Parece não ocorrer a alguns célebres autores contemporâneos a questão da autenticidade da performance de um pensador quando lhe é castrado o impulso de problematizar todas as categorias exaustivamente até que se possam justificar seus pressupostos últimos, ou seja, ao recalcar a tendência à auto-fundamentação de sua ontologia como plena realização da tarefa que assumiu. A “navalha de Ockham” vigora na produção científica por se tratar de um padrão comunitário para garantia da maior eficácia no funcionamento institucional, mas este princípio não tem meios de se impor à fonte do pensamento, onde impera a inquietude que não se submete a nenhuma lei externa. Qualquer esforço para conduzir a tarefa filosófica por um caminho previamente traçado, que pudesse transmitir-se de uma geração a outra, como de um mestre aos discípulos, ditando-lhes suas prioridades e ideais a buscar, só poderia obviamente debilitá-la.
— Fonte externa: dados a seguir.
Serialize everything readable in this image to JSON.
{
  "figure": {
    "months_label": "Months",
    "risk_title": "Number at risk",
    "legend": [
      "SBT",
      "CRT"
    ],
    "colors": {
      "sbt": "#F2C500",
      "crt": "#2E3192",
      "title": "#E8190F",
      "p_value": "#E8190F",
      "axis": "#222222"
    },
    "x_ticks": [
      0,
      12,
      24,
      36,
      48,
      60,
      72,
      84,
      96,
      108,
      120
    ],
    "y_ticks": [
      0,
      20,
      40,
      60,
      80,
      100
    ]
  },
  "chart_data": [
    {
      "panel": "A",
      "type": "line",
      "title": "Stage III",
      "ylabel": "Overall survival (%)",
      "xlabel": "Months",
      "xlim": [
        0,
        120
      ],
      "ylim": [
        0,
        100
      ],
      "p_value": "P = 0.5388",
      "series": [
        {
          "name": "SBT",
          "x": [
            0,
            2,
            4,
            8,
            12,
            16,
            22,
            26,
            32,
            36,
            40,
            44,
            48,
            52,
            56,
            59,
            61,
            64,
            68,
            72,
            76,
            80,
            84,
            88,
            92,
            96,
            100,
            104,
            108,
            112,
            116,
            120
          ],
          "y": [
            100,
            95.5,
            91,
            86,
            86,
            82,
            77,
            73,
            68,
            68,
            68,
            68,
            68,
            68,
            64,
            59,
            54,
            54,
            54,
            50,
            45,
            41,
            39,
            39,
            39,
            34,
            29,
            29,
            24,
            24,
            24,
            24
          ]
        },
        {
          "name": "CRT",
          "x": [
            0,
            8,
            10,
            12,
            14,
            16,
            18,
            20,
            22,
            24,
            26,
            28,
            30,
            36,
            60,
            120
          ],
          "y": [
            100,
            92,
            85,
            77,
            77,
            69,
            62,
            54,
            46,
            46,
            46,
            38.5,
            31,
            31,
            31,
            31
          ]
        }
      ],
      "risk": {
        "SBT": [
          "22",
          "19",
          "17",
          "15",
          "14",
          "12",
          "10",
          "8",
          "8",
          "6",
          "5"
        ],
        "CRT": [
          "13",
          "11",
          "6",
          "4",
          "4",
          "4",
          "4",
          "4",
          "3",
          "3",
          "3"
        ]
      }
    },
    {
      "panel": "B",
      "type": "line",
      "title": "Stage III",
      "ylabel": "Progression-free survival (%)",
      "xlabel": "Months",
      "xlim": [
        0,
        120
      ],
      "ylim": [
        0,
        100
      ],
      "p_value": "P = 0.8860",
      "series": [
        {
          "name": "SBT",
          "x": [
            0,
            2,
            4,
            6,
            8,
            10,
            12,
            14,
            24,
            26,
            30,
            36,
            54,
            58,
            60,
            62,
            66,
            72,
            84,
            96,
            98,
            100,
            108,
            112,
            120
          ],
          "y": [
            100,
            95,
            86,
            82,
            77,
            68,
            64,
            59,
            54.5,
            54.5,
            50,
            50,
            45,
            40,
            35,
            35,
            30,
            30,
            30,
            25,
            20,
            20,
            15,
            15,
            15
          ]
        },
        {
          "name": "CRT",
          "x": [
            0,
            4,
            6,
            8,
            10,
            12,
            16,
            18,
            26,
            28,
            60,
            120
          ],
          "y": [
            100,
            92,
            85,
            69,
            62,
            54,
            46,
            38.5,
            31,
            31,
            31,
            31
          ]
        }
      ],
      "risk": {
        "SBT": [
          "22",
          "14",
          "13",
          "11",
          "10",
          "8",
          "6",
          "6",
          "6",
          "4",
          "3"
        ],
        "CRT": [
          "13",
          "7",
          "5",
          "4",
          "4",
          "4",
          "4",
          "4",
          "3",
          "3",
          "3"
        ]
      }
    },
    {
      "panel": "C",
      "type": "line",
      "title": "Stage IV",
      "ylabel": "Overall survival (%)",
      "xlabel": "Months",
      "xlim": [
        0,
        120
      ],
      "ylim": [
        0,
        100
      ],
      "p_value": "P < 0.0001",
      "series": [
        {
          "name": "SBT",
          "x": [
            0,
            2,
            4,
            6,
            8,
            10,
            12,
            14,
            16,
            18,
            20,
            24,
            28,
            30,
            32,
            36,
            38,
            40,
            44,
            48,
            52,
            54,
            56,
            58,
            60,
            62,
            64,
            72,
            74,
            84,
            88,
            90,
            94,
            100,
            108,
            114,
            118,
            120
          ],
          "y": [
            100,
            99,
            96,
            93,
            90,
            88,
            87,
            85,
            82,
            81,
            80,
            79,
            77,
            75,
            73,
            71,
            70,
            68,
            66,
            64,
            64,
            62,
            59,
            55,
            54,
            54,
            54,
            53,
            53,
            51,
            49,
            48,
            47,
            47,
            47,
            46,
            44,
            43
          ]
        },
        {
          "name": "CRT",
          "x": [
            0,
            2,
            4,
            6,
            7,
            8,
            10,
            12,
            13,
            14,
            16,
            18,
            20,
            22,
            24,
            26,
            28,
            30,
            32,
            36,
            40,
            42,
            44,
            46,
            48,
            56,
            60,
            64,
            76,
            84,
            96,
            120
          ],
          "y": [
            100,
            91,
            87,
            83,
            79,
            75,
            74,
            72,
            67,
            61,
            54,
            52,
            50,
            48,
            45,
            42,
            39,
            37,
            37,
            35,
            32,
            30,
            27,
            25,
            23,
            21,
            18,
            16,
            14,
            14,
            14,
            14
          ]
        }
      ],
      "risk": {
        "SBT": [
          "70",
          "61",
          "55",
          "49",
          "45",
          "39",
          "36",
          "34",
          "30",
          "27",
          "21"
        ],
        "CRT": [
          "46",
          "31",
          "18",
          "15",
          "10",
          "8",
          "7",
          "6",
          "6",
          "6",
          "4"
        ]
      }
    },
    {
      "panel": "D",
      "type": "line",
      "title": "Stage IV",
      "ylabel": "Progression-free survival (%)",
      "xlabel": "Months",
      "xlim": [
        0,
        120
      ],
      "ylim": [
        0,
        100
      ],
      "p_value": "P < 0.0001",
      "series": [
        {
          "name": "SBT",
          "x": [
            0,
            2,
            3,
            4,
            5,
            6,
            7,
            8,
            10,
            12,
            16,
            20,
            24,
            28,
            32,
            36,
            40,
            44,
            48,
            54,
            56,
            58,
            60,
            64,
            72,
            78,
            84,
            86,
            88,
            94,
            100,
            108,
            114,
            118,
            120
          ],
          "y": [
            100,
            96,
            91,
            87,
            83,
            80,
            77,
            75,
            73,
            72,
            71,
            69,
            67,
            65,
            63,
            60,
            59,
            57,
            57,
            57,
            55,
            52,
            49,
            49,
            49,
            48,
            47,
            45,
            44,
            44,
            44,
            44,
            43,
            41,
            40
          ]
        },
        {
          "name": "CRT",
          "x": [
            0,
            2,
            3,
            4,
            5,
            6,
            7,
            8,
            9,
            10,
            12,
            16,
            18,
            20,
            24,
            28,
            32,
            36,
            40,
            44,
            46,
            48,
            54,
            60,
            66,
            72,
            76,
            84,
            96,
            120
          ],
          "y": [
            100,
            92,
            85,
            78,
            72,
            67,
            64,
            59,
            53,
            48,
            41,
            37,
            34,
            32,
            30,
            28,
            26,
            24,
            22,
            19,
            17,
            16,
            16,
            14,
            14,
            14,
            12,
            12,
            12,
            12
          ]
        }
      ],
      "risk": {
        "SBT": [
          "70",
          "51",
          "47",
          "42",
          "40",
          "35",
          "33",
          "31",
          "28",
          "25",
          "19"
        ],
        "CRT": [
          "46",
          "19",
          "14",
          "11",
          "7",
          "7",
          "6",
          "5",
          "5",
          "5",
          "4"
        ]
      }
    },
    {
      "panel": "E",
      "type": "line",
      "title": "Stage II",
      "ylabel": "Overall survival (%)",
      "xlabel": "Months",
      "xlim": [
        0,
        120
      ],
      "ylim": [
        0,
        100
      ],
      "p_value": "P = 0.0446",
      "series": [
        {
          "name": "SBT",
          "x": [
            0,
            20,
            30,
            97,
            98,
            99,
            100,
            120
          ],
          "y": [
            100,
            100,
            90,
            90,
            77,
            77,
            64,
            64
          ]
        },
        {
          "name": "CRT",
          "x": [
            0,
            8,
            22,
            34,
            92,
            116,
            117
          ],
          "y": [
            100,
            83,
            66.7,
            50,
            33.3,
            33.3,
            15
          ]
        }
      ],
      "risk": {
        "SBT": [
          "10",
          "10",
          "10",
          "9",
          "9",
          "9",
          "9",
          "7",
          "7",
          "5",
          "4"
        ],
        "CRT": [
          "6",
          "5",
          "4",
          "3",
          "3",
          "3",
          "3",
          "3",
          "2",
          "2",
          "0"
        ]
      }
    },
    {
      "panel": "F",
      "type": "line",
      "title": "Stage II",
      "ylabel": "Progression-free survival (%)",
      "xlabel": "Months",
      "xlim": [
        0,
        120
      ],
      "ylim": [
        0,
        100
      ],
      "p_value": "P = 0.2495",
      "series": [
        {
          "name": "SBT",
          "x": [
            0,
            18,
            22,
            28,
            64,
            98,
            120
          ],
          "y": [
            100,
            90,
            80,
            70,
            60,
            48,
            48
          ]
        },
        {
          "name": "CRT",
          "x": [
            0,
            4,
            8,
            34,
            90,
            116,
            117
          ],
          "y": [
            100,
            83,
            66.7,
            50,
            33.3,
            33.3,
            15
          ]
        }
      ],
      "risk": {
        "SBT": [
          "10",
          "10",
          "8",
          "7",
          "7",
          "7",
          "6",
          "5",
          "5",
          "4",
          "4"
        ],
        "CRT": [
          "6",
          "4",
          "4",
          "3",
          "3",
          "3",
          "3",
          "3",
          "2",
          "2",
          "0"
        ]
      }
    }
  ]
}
Que o senso comum carregue implicitamente toda uma ontologia não permite que se anule a diferença radical entre uma tal compreensão pré-teórica e o pensamento racional já trazido à luz, conhecido posteriormente através da obra dos filósofos. Não se trata da diferença simples entre implícito e explícito, confuso e ordenado, mito e ciência. Que a forma teórica se tenha desenvolvido como modo próprio de exposição das ideias filosóficas não se deve a qualquer preconceito elitista de antigos, medievais ou cientificistas modernos, mas ao fato da vitalidade do intelecto estar em seu movimento logicamente necessário, que ordena, amplia, complexifica, confere maior precisão, coerência, coesão, no limite, no sistema é consumado. Já no senso comum, o conjunto de representações e opiniões ocultam as conexões lógicas fundamentais que conferem unidade e coerência interna a qualquer ponto de vista racional. Nesta situação, o pensamento ignora sua realidade própria e não se descobre sujeito, dotado de forma substancial e não mero epifenômeno que pudesse ser remetido a determinações externas ao intelecto mesmo: pensamento é realidade em si.

Conclusão:

No presente estágio de desenvolvimento das ciências de laboratório, não se deve imaginar que sobreviva qualquer dependência do trabalho de fundamentação filosófica fornecida por uma disciplina como a ontologia. Pode-se rejeitar qualquer caráter idealista em nome de uma concepção da ciência que enfatiza os aspectos materiais aos quais os elementos conceituais se ajustam, não restando a necessidade de justificar teorias por si mesmas. Neste tópico, não parece haver mais motivo para prolongar controvérsias tradicionais, cada vez mais obsoletas na medida em que a produção científica de conhecimento se diferencia e demonstra sua especificidade em relação a suas origens em que era ainda uma parte da filosofia.

Rebaixada a papel secundário na produção do conhecimento de utilidade prática reconhecida, o científico, que além de gozar de invejável prestígio na sociedade também se impõe com facilidade nos debates epistemológicos, a filosofia passou a buscar em si outros méritos pelos quais pudesse ser valorizada. Nessa tentativa, pareceu em alguns casos ter-se convertido em auto-ajuda ou ideologia, resultado que torna o cenário ainda mais dramático para o desafio de reconquista de sua legitimidade. Constatação inevitável é que até a modernidade, vida teórica, metafísica e ciência eram aspectos de uma só unidade, e o sentido que possuíam nesta configuração existencial era a razão para que existissem e fossem indispensáveis. Reinventar o significado, função e valor da filosofia num contexto em que a dedicação à contemplação é tomada como anacronismo extravagante e a vida prática absorve todo interesse e preocupação, talvez seja mais que um enorme desafio, mas trate-se, enfim, de ideal absurdo.